By COLlive reporter
The last time a billionaire ran for office, he remained there for 3 consecutive terms.
But other than money and political aspirations, there isn’t much in common between Mayor Michael Bloomberg and the Greek-American businessman John Catsimatidis who hopes to succeed him.
Recently asked if he’d follow Bloomberg’s lead in taking a symbolic dollar-a-year salary, the owner of Manhattan’s largest supermarket chain replied: “99 cents. I’m a grocer…”
Running on the Republican ticket, Catsimatidis came to the Crown Heights neighborhood on Wednesday evening, some 24 hours after his opponent Joe Lhota.
Meeting him at the offices of the local Jewish Community Council were Chairman Zaki Tamir, Executive Director Eli Cohen, governmental liaison Chanina Sperlin and activist Yaacov Behrman.
Also present were Rabbi Shmuel Butman, Executive Director of Lubavich Youth Organization who is a personal friend of Catsimatidis, and the candidate’s Jewish liaison Yoel Lefkowitz.
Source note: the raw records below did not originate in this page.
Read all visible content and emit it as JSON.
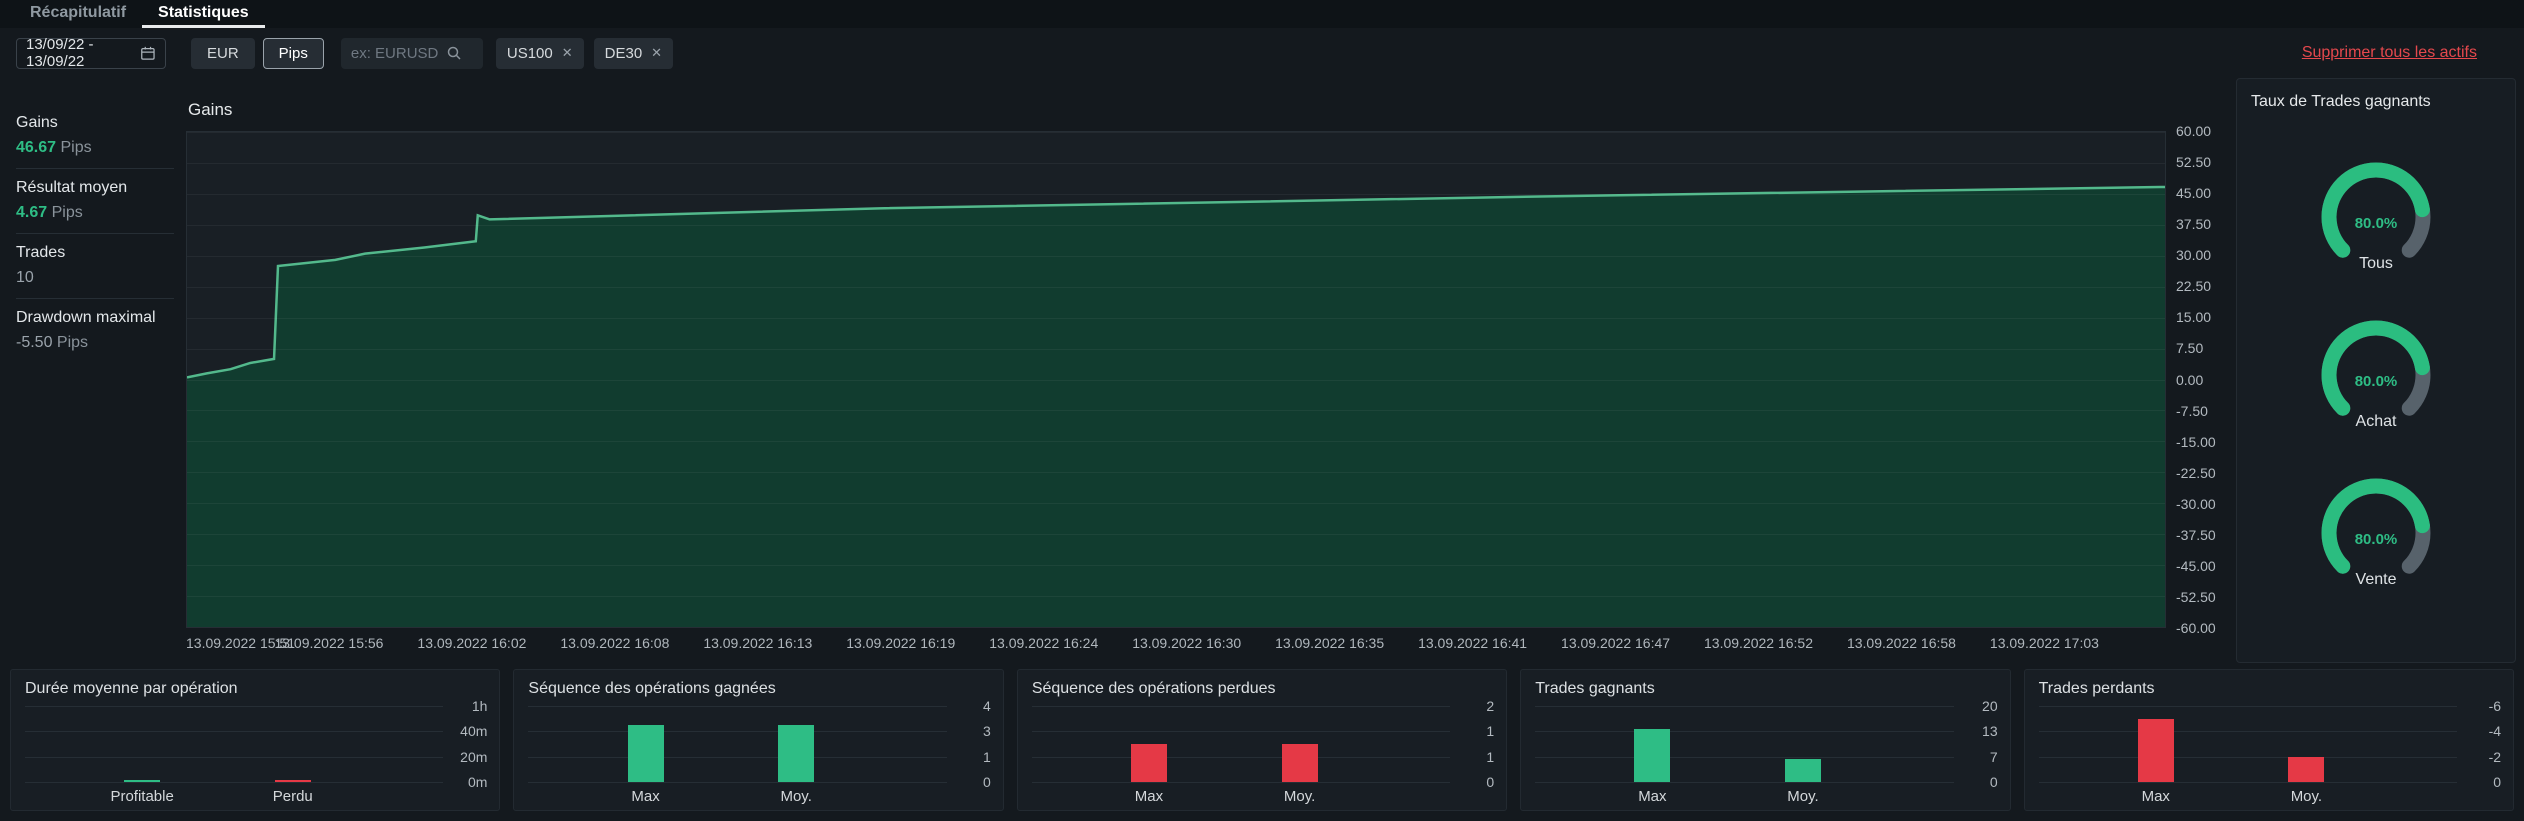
{
  "tabs": [
    {
      "label": "Récapitulatif",
      "active": false
    },
    {
      "label": "Statistiques",
      "active": true
    }
  ],
  "filters": {
    "date_range": "13/09/22 - 13/09/22",
    "currency_button": "EUR",
    "unit_button": "Pips",
    "search_placeholder": "ex: EURUSD",
    "tags": [
      {
        "label": "US100"
      },
      {
        "label": "DE30"
      }
    ],
    "delete_link": "Supprimer tous les actifs"
  },
  "sidebar": {
    "items": [
      {
        "label": "Gains",
        "value": "46.67",
        "unit": "Pips",
        "color": "green"
      },
      {
        "label": "Résultat moyen",
        "value": "4.67",
        "unit": "Pips",
        "color": "green"
      },
      {
        "label": "Trades",
        "value": "10",
        "unit": "",
        "color": "dim"
      },
      {
        "label": "Drawdown maximal",
        "value": "-5.50",
        "unit": "Pips",
        "color": "dim"
      }
    ]
  },
  "gauges_panel": {
    "title": "Taux de Trades gagnants",
    "items": [
      {
        "display": "80.0%",
        "percent": 80,
        "label": "Tous"
      },
      {
        "display": "80.0%",
        "percent": 80,
        "label": "Achat"
      },
      {
        "display": "80.0%",
        "percent": 80,
        "label": "Vente"
      }
    ]
  },
  "colors": {
    "green": "#2ebd85",
    "red": "#e53946",
    "link_red": "#e5484d",
    "gauge_track": "#57626b"
  },
  "chart_data": [
    {
      "type": "area",
      "title": "Gains",
      "unit": "Pips",
      "ylim": [
        -60,
        60
      ],
      "ytick_step": 7.5,
      "grid": true,
      "legend": "none",
      "x_labels": [
        "13.09.2022 15:51",
        "13.09.2022 15:56",
        "13.09.2022 16:02",
        "13.09.2022 16:08",
        "13.09.2022 16:13",
        "13.09.2022 16:19",
        "13.09.2022 16:24",
        "13.09.2022 16:30",
        "13.09.2022 16:35",
        "13.09.2022 16:41",
        "13.09.2022 16:47",
        "13.09.2022 16:52",
        "13.09.2022 16:58",
        "13.09.2022 17:03"
      ],
      "points": [
        [
          0.0,
          0.5
        ],
        [
          0.01,
          1.5
        ],
        [
          0.022,
          2.5
        ],
        [
          0.032,
          4.0
        ],
        [
          0.044,
          5.0
        ],
        [
          0.046,
          27.5
        ],
        [
          0.075,
          29.0
        ],
        [
          0.09,
          30.5
        ],
        [
          0.12,
          32.0
        ],
        [
          0.146,
          33.5
        ],
        [
          0.147,
          39.8
        ],
        [
          0.153,
          38.8
        ],
        [
          0.35,
          41.5
        ],
        [
          0.7,
          44.5
        ],
        [
          1.0,
          46.67
        ]
      ],
      "final_value": 46.67,
      "line_color": "#53b98c",
      "fill_color": "#104231"
    },
    {
      "type": "bar",
      "title": "Durée moyenne par opération",
      "categories": [
        "Profitable",
        "Perdu"
      ],
      "values": [
        1.5,
        1.5
      ],
      "unit": "minutes",
      "axis_max": 60,
      "tick_labels": [
        "1h",
        "40m",
        "20m",
        "0m"
      ],
      "bar_colors": [
        "#2ebd85",
        "#e53946"
      ]
    },
    {
      "type": "bar",
      "title": "Séquence des opérations gagnées",
      "categories": [
        "Max",
        "Moy."
      ],
      "values": [
        3,
        3
      ],
      "axis_max": 4,
      "tick_labels": [
        "4",
        "3",
        "1",
        "0"
      ],
      "bar_colors": [
        "#2ebd85",
        "#2ebd85"
      ]
    },
    {
      "type": "bar",
      "title": "Séquence des opérations perdues",
      "categories": [
        "Max",
        "Moy."
      ],
      "values": [
        1,
        1
      ],
      "axis_max": 2,
      "tick_labels": [
        "2",
        "1",
        "1",
        "0"
      ],
      "bar_colors": [
        "#e53946",
        "#e53946"
      ]
    },
    {
      "type": "bar",
      "title": "Trades gagnants",
      "categories": [
        "Max",
        "Moy."
      ],
      "values": [
        14,
        6
      ],
      "axis_max": 20,
      "tick_labels": [
        "20",
        "13",
        "7",
        "0"
      ],
      "bar_colors": [
        "#2ebd85",
        "#2ebd85"
      ]
    },
    {
      "type": "bar",
      "title": "Trades perdants",
      "categories": [
        "Max",
        "Moy."
      ],
      "values": [
        -5,
        -2
      ],
      "axis_max": -6,
      "tick_labels": [
        "-6",
        "-4",
        "-2",
        "0"
      ],
      "bar_colors": [
        "#e53946",
        "#e53946"
      ]
    }
  ]
}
“I can win in November but I need to win the Republican primary first,” he told them, after a long discussion on affordable housing, job opportunities and religious freedom (in particular, the Bris custom of metzitza b’peh).
TRAINING THE NYPD
Meanwhile, another public Crown Heights figure attended a pre-Rosh Hashanah meeting that City Council Speaker and Democratic candidate for Mayor, Christine Quinn, held with Orthodox Jewish officials.
Devorah Halberstam, Director of Foundation & Government Services at the Jewish Children’s Museum in Brooklyn, sat close to Quinn as issues such as the middle class struggles were discussed.
While Halberstam didn’t speak up, she surely was pleased that the topic of her life’s mission of security issues was raised during the meeting.
City-funded security for schools was discussed, as well as the need for the NYPD to enlist the expertise of outside groups in training their officers to respect the customs and beliefs of citizens.
Coordinating the meeting -without uttering a word- was the PR man Ezra Friedlander, CEO of The Friedlander Group and senior adviser to the Quinn campaign.
Always versatile, Friedlander has his hand in other pots as well. (“Just watching him is…” Rabbi Joseph Potasnik of the New York Board of Rabbis commented about Friedlander. “…is exhausting,” Quinn chimed in.)
He was seen escorting Manhattan Borough President Scott Stringer to a private home in Crown Heights Thursday night to trump up support in his NYC Comptroller bid.
They walked up to the must-stop spot on President Street in an election season: The elegant home of Chanina Sperlin, governmental liaison of the Crown Heights Jewish Community Council (CHJCC).
Accompanying Stringer was also New York State Senator Eric Adams, who is himself running unopposed for Brooklyn Borough President.
Stringer, running against former Governor Eliot Spitzer, asked for the community’s support in the September 10 Primary, but said that “regardless, I’m committed to assisting the community in every way possible after the election.”
And one more candidate spotted in the Eastern Parkway vicinity this week was Ken Thompson, candidate for Brooklyn District Attorney, who chatted with late-night congregants at 770.
Later, at a private visit with community activists and leaders to discuss issues relating to fundamental fairness in law enforcement and community safety policies, Thompson pledged to address concerns regarding public safety, bias crimes and interactions with law enforcement.
The Crown Heights Political Action Committee (PAC) has not made any endorsements as of yet.